June 01, 1993| This weekly roundup of health news, compiled from wire-service reports, premieres today and will appear in View on Tuesdays

Waaaaaaaaaaaah.

Ah, the piercing sound that accompanies a needle going into a child's arm. But help is here in the form of an anesthetic cream that numbs the skin.

Approved by the U.S. Food and Drug Administration in December, EMLA cream (an acronym for Eutectic Mixture of Local Anesthetics) is a highly concentrated mixture of the local anesthetics lidocaine and prilocaine. It is now available by prescription.

The white cream, which is used for intravenous shots, is applied primarily to children who face repeated injections or procedures that puncture the skin, such as the drawing of blood samples or spinal-fluid taps.

EMLA has not been used for vaccinations, which are intramuscular injections.
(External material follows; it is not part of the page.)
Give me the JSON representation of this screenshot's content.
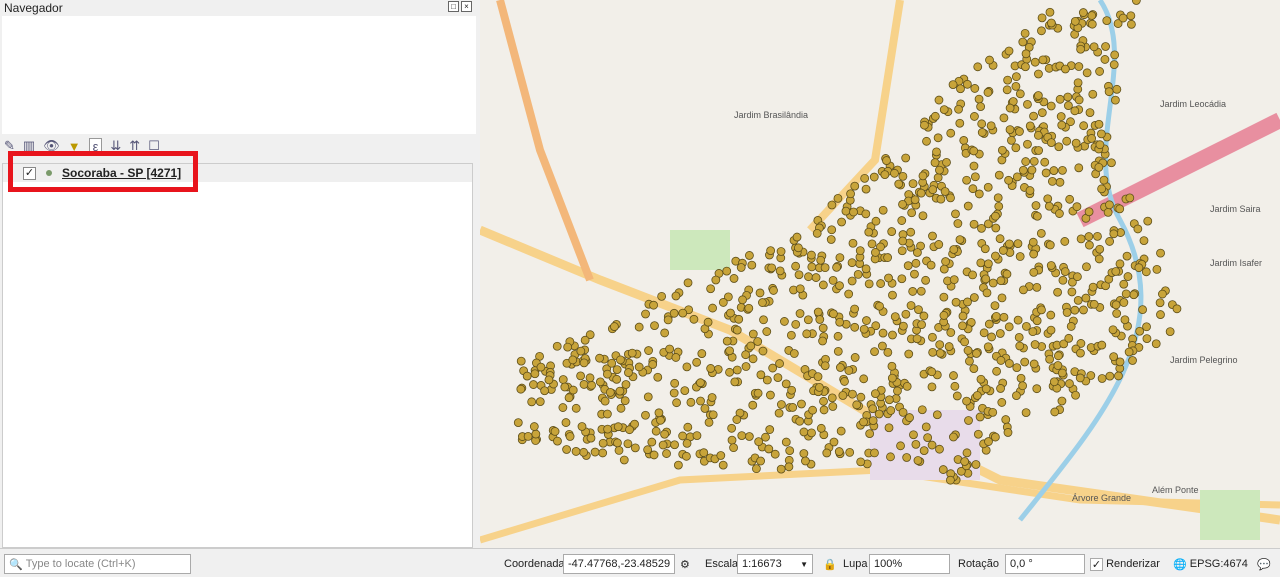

But in Canada, where EMLA has been available over the counter since 1990, a study of adults has shown the cream does reduce vaccination pain. A Montreal study also suggests that the cream relieves the pain of circumcision in infants.

Hot Water Or Bust

The cold bath, for years considered the horizontal equivalent of the cold shower, is now being touted as a way to alleviate fatigue, according to London's Thrombosis Research Institute.
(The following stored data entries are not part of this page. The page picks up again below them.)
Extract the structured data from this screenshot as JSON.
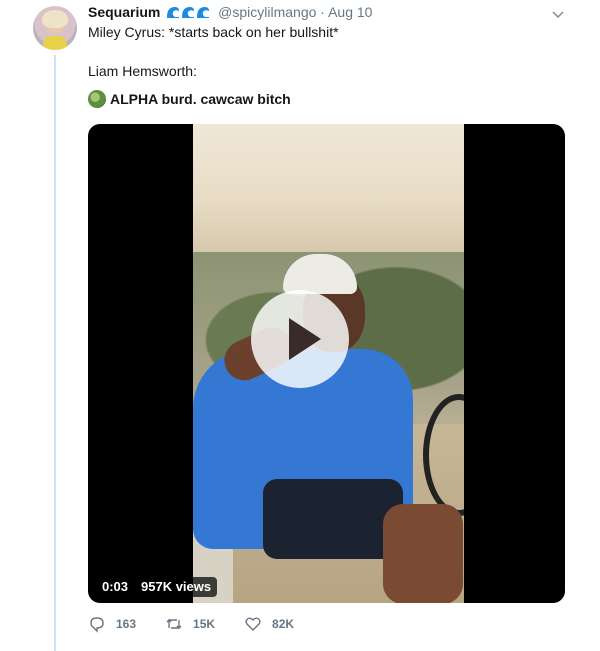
{
  "tweet": {
    "author_name": "Sequarium",
    "author_badges": [
      "wave-icon",
      "wave-icon",
      "wave-icon"
    ],
    "handle": "@spicylilmango",
    "separator": "·",
    "date": "Aug 10",
    "line1": "Miley Cyrus: *starts back on her bullshit*",
    "line2": "Liam Hemsworth:",
    "line3": "ALPHA burd. cawcaw bitch"
  },
  "video": {
    "time": "0:03",
    "views": "957K views"
  },
  "actions": {
    "replies": "163",
    "retweets": "15K",
    "likes": "82K"
  },
  "colors": {
    "accent": "#1da1f2",
    "thread_line": "#cce4f2",
    "muted": "#657786"
  }
}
In a yearlong project, institute scientists monitored volunteers taking baths at prescribed times and temperatures, in different environments and for varying lengths of time.

Encouraged by the initial results, research director Vijay Kakkar and his staff are seeking 5,000 volunteers for the second phase of the project.

"There are many avenues down which the findings so far may lead us," Kakkar says. "People must realize that (this) is not a cure for everything. But it is a way to make our bodies perform better, improve blood circulation and stimulate the immunity systems."

Moreover, he adds, "It costs nothing. It can be practiced in the comfort of one's own home."

And the only people who might hate the idea are the folks at the gas company.

Healing Spurs

You've got spurs (on your heel bones) that are making your nerves go jingle, jangle, jingle.

What's the best treatment? Edward McFarland, an orthopedic surgeon at Johns Hopkins University, advises:

* Get into well-padded shoes.

* Ice the heel regularly.

* Take anti-inflammatory medications, such as aspirin or acetaminophen, as needed.

* Insert a soft heel cup or wedge in the shoe heel, but avoid hard plastic inserts with rigid edges.

Physical activity need not be stopped, but "pain should be the guide. Heel pain that persists should be checked by a doctor. Spurs generally take 12 to 18 months to heal.